Levine et d’autres ont déclaré que dans leurs espaces temporaires, ils n’avaient pas la permission de pratiquer bon nombre de leurs activités traditionnelles.
« Par exemple, nous ne pouvons pas faire de soirée pyjama avant le carnaval de Pourim, comme nous le faisons habituellement », dans leur emplacement temporaire à l’école Frostig, a déclaré Emily Catalano, directrice adjointe de l’engagement et de l’éducation des jeunes. « Nous ne sommes pas sûrs de pouvoir en faire un »,
PJTC disposait auparavant d’un salon pour les jeunes où l’USY pouvait se réunir pour des réunions et des événements.
« Le salon des jeunes était l’espace où l’USY pouvait faire ce qu’il voulait et gérer ses propres programmes », a déclaré Emily Catalano.
« Nous n’avons pas d’espace dédié qui nous soit dédié ; nous sommes constamment en lutte avec d’autres groupes et entre tous les différents espaces. Et donc je pense qu’il est en général plus difficile de réaliser des programmes, et il est également plus difficile d’obtenir l’adhésion et l’engagement des adolescents. » dit Catalano.

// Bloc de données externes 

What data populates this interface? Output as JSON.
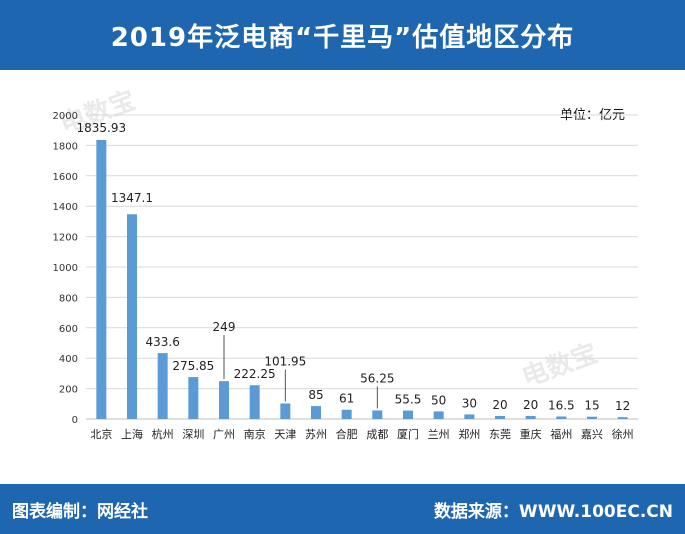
{
  "header": {
    "title": "2019年泛电商“千里马”估值地区分布"
  },
  "unit_label": "单位：亿元",
  "footer": {
    "left": "图表编制：网经社",
    "right": "数据来源：WWW.100EC.CN"
  },
  "watermark": {
    "text": "电数宝"
  },
  "colors": {
    "header_bg": "#1f66b1",
    "bar": "#5b9bd5",
    "grid": "#d9d9d9"
  },
  "chart_data": {
    "type": "bar",
    "title": "2019年泛电商“千里马”估值地区分布",
    "xlabel": "",
    "ylabel": "",
    "unit": "单位：亿元",
    "ylim": [
      0,
      2000
    ],
    "yticks": [
      0,
      200,
      400,
      600,
      800,
      1000,
      1200,
      1400,
      1600,
      1800,
      2000
    ],
    "grid": true,
    "categories": [
      "北京",
      "上海",
      "杭州",
      "深圳",
      "广州",
      "南京",
      "天津",
      "苏州",
      "合肥",
      "成都",
      "厦门",
      "兰州",
      "郑州",
      "东莞",
      "重庆",
      "福州",
      "嘉兴",
      "徐州"
    ],
    "values": [
      1835.93,
      1347.1,
      433.6,
      275.85,
      249,
      222.25,
      101.95,
      85,
      61,
      56.25,
      55.5,
      50,
      30,
      20,
      20,
      16.5,
      15,
      12
    ],
    "value_labels": [
      "1835.93",
      "1347.1",
      "433.6",
      "275.85",
      "249",
      "222.25",
      "101.95",
      "85",
      "61",
      "56.25",
      "55.5",
      "50",
      "30",
      "20",
      "20",
      "16.5",
      "15",
      "12"
    ]
  }
}
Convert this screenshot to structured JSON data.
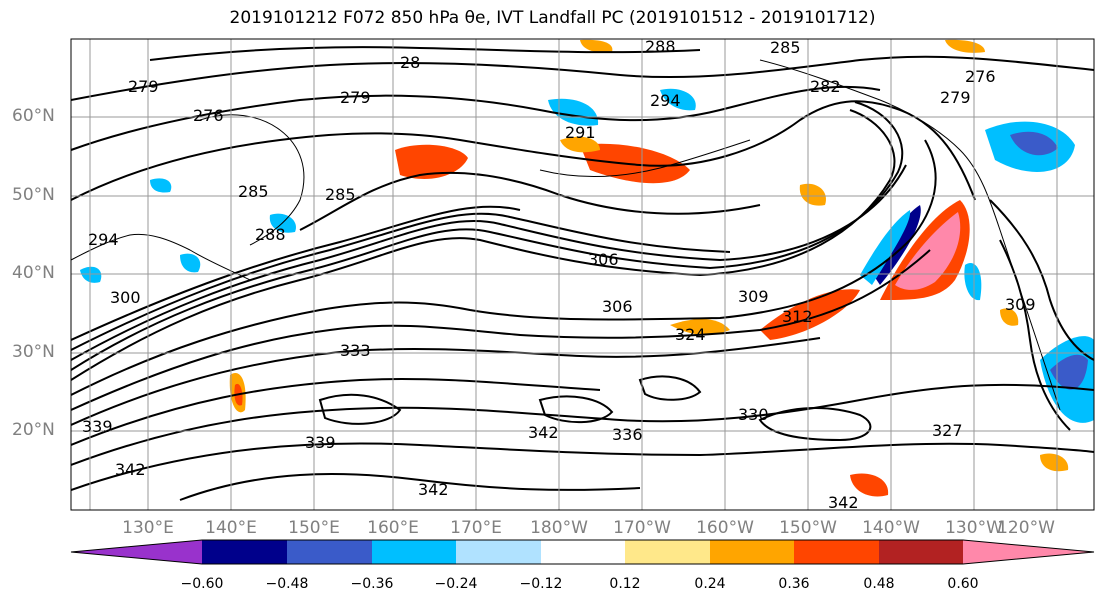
{
  "title": "2019101212 F072 850 hPa θe, IVT Landfall PC (2019101512 - 2019101712)",
  "map": {
    "lat_labels": [
      "60°N",
      "50°N",
      "40°N",
      "30°N",
      "20°N"
    ],
    "lon_labels": [
      "130°E",
      "140°E",
      "150°E",
      "160°E",
      "170°E",
      "180°W",
      "170°W",
      "160°W",
      "150°W",
      "140°W",
      "130°W",
      "120°W"
    ],
    "contour_labels": [
      "279",
      "276",
      "279",
      "28",
      "285",
      "285",
      "288",
      "291",
      "294",
      "288",
      "285",
      "282",
      "276",
      "279",
      "294",
      "300",
      "306",
      "306",
      "309",
      "312",
      "324",
      "333",
      "309",
      "339",
      "339",
      "342",
      "342",
      "342",
      "330",
      "336",
      "327",
      "342"
    ]
  },
  "colorbar": {
    "colors": [
      "#9932cc",
      "#00008b",
      "#3a5bc9",
      "#00bfff",
      "#b0e2ff",
      "#ffffff",
      "#ffe88a",
      "#ffa500",
      "#ff4500",
      "#b22222",
      "#ff88aa"
    ],
    "tick_labels": [
      "−0.60",
      "−0.48",
      "−0.36",
      "−0.24",
      "−0.12",
      "0.12",
      "0.24",
      "0.36",
      "0.48",
      "0.60"
    ]
  }
}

PJTC retournera à son emplacement d’origine et se trouve actuellement dans le « phase de conception et d’autorisation » de leur processus de reconstruction. Actuellement, le personnel s’efforce de maintenir l’approbation de la ville et de recevoir des informations architecturales. Ils espèrent se réunir en 2028 pour Roch Hachana dans leur nouvelle synagogue.
Cependant, même avec de nombreux changements, la communauté PJTC reste résiliente et connectée. Les changements ont même forcé les étudiants de la synagogue à sortir de leur zone de confort.
« J’ai parlé à plus de gens, et c’est simplement parce que je réalise à quel point la communauté est importante après cela », a déclaré Manacker. « Cela ressemble presque à un redémarrage. »
Pendant ce temps, pour Catalano, il est clair que les adolescents sont « toujours excités et engagés et montrent leur force et leur résilience d’une manière incroyable ».
« Les gens ont dû réimaginer ce que la synagogue et ce que leur vie juive signifiait pour eux », a déclaré le rabbin Jill, ajoutant que « les gens ont en quelque sorte cessé de prendre pour acquis le fait qu’elle était toujours là, et ils ont réalisé à quel point leur communauté juive était importante pour eux ».